Holmes was born in Benson, Vermont, the daughter of Henry M. Holmes and Elizabeth Wilder Holmes. Her father was a clergyman. Her maternal uncle Solon Wilder was a composer, hymn writer, and music educator; her cousin Harris Hawthorne Wilder was a biology professor at Smith College. She trained as a violinist in Berlin, under Joseph Joachim, with further studies under Hugo Heermann in Frankfurt and Julius Eichberg in Boston.
Holmes taught and played violin concerts in New England in the 1890s. She was described as a "gifted young violinist", "making rapid strides to the front in her profession", in 1900. She played a Guarneri violin made in 1721 and an Amati violin made in 1660 at a chamber concert in 1904.

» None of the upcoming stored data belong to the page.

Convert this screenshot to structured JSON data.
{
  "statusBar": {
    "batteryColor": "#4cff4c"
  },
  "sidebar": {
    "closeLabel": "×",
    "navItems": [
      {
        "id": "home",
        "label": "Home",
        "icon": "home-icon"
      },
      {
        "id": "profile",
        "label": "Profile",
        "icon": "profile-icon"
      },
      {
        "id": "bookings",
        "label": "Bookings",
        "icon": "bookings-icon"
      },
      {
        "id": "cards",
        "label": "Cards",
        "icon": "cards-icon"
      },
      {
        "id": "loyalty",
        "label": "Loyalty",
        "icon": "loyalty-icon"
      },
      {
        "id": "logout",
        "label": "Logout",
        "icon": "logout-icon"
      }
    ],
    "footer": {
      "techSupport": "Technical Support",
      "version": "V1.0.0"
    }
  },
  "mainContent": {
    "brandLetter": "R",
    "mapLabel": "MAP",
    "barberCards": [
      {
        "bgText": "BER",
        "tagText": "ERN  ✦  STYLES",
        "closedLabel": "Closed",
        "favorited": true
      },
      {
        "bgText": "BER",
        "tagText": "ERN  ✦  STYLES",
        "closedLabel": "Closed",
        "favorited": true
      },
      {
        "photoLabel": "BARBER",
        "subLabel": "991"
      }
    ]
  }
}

She was a professor of music at Smith College from the 1890s until her retirement in 1936. She was founder and director of the Smith College Symphony Orchestra. She also taught violin at Mount Holyoke College. From 1924 to 1925 she taught at the Springfield National Institute of Musical Art. She had a well-known collection of antique instruments and old musical manuscripts, many of them gathered on visits to Europe.
Holmes lived with an older brother and a niece in Los Angeles in her later years. She died there in 1953, at the age of 81. Her niece and namesake Rebecca Haight Hathaway was a cellist. Her collection of musical instruments was sold or donated to Smith College by 1974, and one of her harp guitars is in the musical instrument collection of the Museum of Fine Arts, Boston.